Nevertheless, OCBC continues to be well-capitalized and investors should not be worried about the liquidity of this bank. As at 30 September 2016, customer loans and deposits were S$209 billion and S$247 billion respectively. The loans-to-deposit ratio was 83.1% as compared to 83.5% a year ago. The Group’s Common Equity Tier 1 capital adequacy ratio (“CAR”), Tier 1 CAR and Total CAR as at 30 September 2016, were 15.1%, 15.6% and 17.6% respectively. Based on Basel III transitional arrangements, these ratios were well above the respective regulatory minima of 6.5%, 8% and 10%.
The stellar quarter report did not help to stimulate its share price, which has been sluggish in recent months. While it has not reached the $7.45 level earlier this year, there is definitely room for more correction. Being a bank stock, this is a normal cycle because bank’s performance is sensitive to the economic condition. The question now is determining the level attractive enough to enter this counter. And valuing this bank stock is not easy because OCBC’s assets span across a large spectrum consisting of wealth management, insurance, property, securities, corporate and consumer banking.
Among the big three local banks, OCBC certainly positions itself well by being very well capitalized. However, being financially strong and stable will not help OCBC to capture more market share. In driving growth, OCBC Wing Hang and the wealth management unit will play a key role.

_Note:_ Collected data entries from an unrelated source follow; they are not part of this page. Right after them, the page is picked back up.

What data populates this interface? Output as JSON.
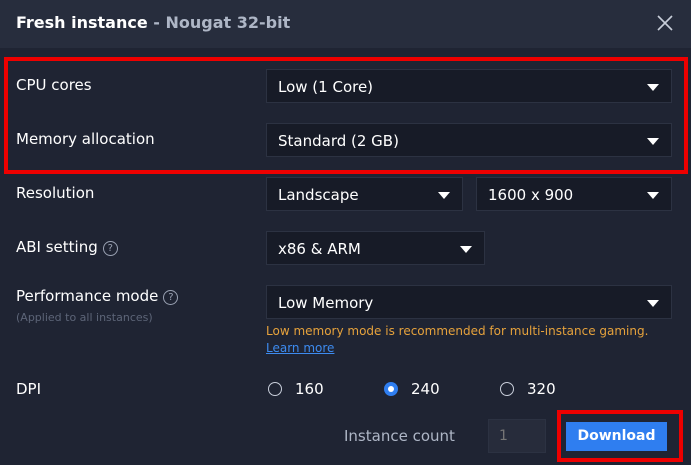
{
  "dialog": {
    "title": "Fresh instance",
    "subtitle": "- Nougat 32-bit"
  },
  "cpu": {
    "label": "CPU cores",
    "value": "Low (1 Core)"
  },
  "memory": {
    "label": "Memory allocation",
    "value": "Standard (2 GB)"
  },
  "resolution": {
    "label": "Resolution",
    "orientation": "Landscape",
    "size": "1600 x 900"
  },
  "abi": {
    "label": "ABI setting",
    "help": "?",
    "value": "x86 & ARM"
  },
  "performance": {
    "label": "Performance mode",
    "help": "?",
    "sublabel": "(Applied to all instances)",
    "value": "Low Memory",
    "warning": "Low memory mode is recommended for multi-instance gaming.",
    "learn_more": "Learn more"
  },
  "dpi": {
    "label": "DPI",
    "options": [
      "160",
      "240",
      "320"
    ],
    "selected": "240"
  },
  "instance_count": {
    "label": "Instance count",
    "placeholder": "1"
  },
  "download_label": "Download",
  "colors": {
    "highlight": "#ee0000",
    "accent": "#2f7ef0",
    "warning": "#e6a23c",
    "link": "#3d8bf0"
  }
}
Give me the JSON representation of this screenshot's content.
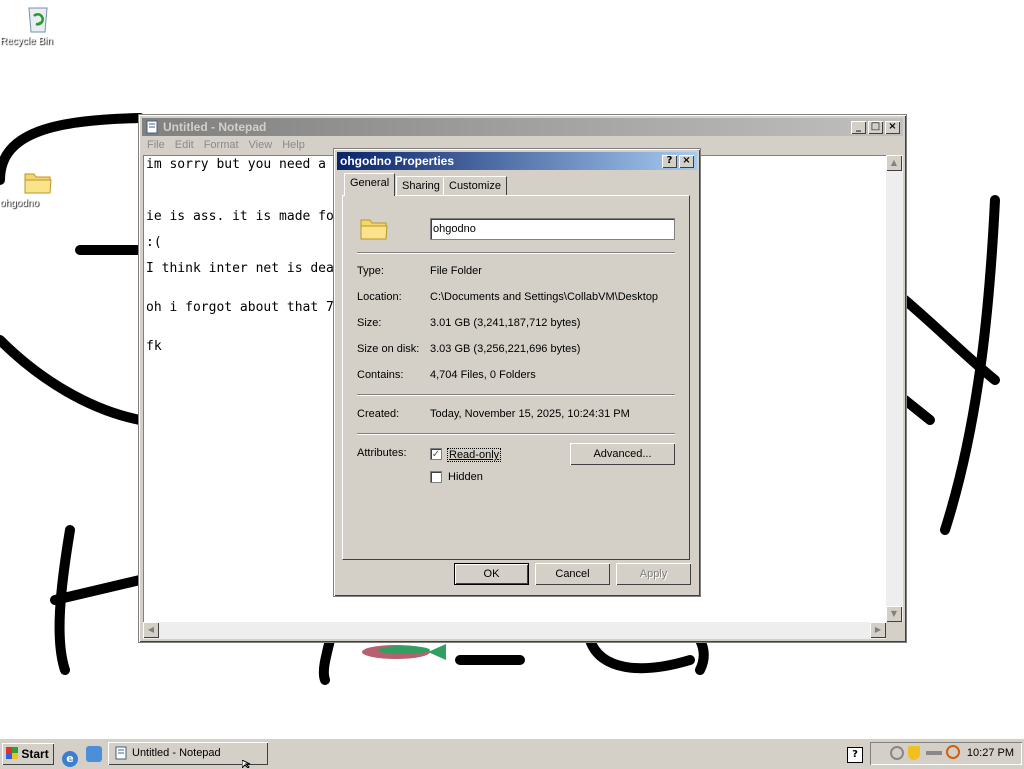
{
  "desktop": {
    "icons": [
      {
        "label": "Recycle Bin",
        "icon": "recycle-bin-icon"
      },
      {
        "label": "ohgodno",
        "icon": "folder-icon"
      }
    ]
  },
  "notepad": {
    "title": "Untitled - Notepad",
    "menu": [
      "File",
      "Edit",
      "Format",
      "View",
      "Help"
    ],
    "lines": [
      "im sorry but you need a",
      "",
      "ie is ass. it is made fo",
      ":(",
      "I think inter net is dea",
      "",
      "oh i forgot about that 7",
      "",
      "fk"
    ]
  },
  "dialog": {
    "title": "ohgodno Properties",
    "help_btn": "?",
    "close_btn": "×",
    "tabs": [
      "General",
      "Sharing",
      "Customize"
    ],
    "name_value": "ohgodno",
    "props": {
      "type_label": "Type:",
      "type_value": "File Folder",
      "location_label": "Location:",
      "location_value": "C:\\Documents and Settings\\CollabVM\\Desktop",
      "size_label": "Size:",
      "size_value": "3.01 GB (3,241,187,712 bytes)",
      "size_on_disk_label": "Size on disk:",
      "size_on_disk_value": "3.03 GB (3,256,221,696 bytes)",
      "contains_label": "Contains:",
      "contains_value": "4,704 Files, 0 Folders",
      "created_label": "Created:",
      "created_value": "Today, November 15, 2025, 10:24:31 PM",
      "attributes_label": "Attributes:"
    },
    "readonly_label": "Read-only",
    "hidden_label": "Hidden",
    "advanced_btn": "Advanced...",
    "ok_btn": "OK",
    "cancel_btn": "Cancel",
    "apply_btn": "Apply",
    "readonly_checked": true,
    "hidden_checked": false
  },
  "taskbar": {
    "start_label": "Start",
    "task_label": "Untitled - Notepad",
    "clock": "10:27 PM"
  },
  "colors": {
    "active_title": "#0a246a",
    "inactive_title": "#808080",
    "face": "#d4d0c8"
  }
}
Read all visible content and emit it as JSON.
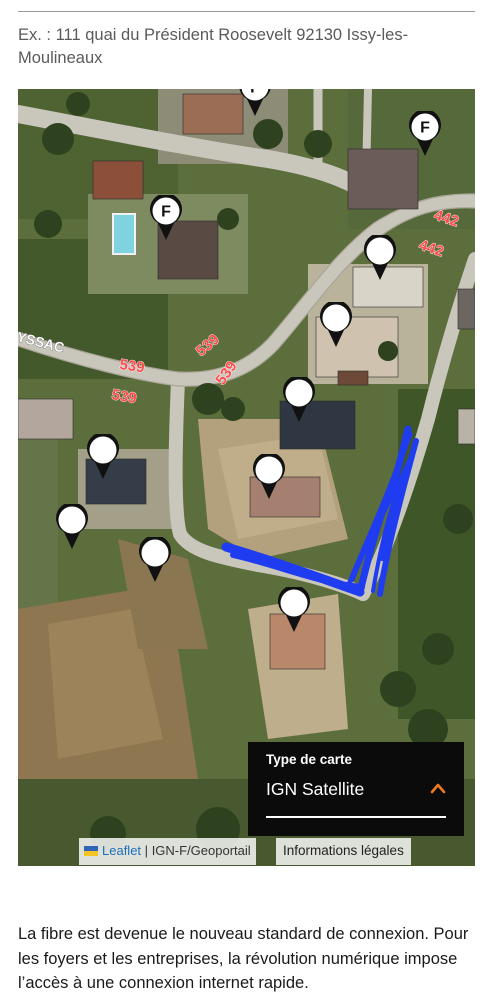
{
  "address_hint": "Ex. : 111 quai du Président Roosevelt 92130 Issy-les-Moulineaux",
  "map": {
    "road_labels": [
      "539",
      "539",
      "539",
      "539",
      "442",
      "442",
      "YSSAC"
    ],
    "pin_letter": "F",
    "pin_count": 12,
    "labeled_pin_count": 3,
    "drawing_color": "#1f3cf0",
    "layer_control": {
      "title": "Type de carte",
      "selected": "IGN Satellite",
      "icon": "chevron-up-icon",
      "accent": "#f07a22"
    },
    "attribution": {
      "leaflet": "Leaflet",
      "separator": "|",
      "provider": "IGN-F/Geoportail",
      "legal": "Informations légales"
    }
  },
  "paragraph": "La fibre est devenue le nouveau standard de connexion. Pour les foyers et les entreprises, la révolution numérique impose l’accès à une connexion internet rapide."
}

In 3Q16, Great Eastern contributed 14% of the operating profit but the Singapore market for insurance business is very small and very difficult to scale. With OCBC Wing Hang, OCBC can penetrate the huge China market. For the same quarter, OCBC Wing Hang contributed only 8% to OCBC’s operating profit and year-on-year profit from this subsidiary has declined 4% in third quarter due to the slowing China market. Nonetheless, the situation will change with the recent consolidation of OCBC Wing Hang business activities in China and Hong Kong.
Another potential game-changer could be OCBC’s wealth management unit. In April, OCBC’s subsidiary, Bank of Singapore, beat DBS Bank to acquire Barclay’s Asian private banking unit for US$320 million. It is estimated that the asset under management of Barclays was US$18.3 billion and the deal would enlarge OCBC subsidiary’s asset under management by 33.3%. With wealth management, OCBC is able to scale the business and increase revenue from the management fees. Thus, the current weak market condition may provide interesting opportunities for OCBC to acquire more foreign banks’ private banking portfolio.
In one of my previous analysis on OCBC, I set my entry price at $6.00. My target entry price for OCBC remains the same.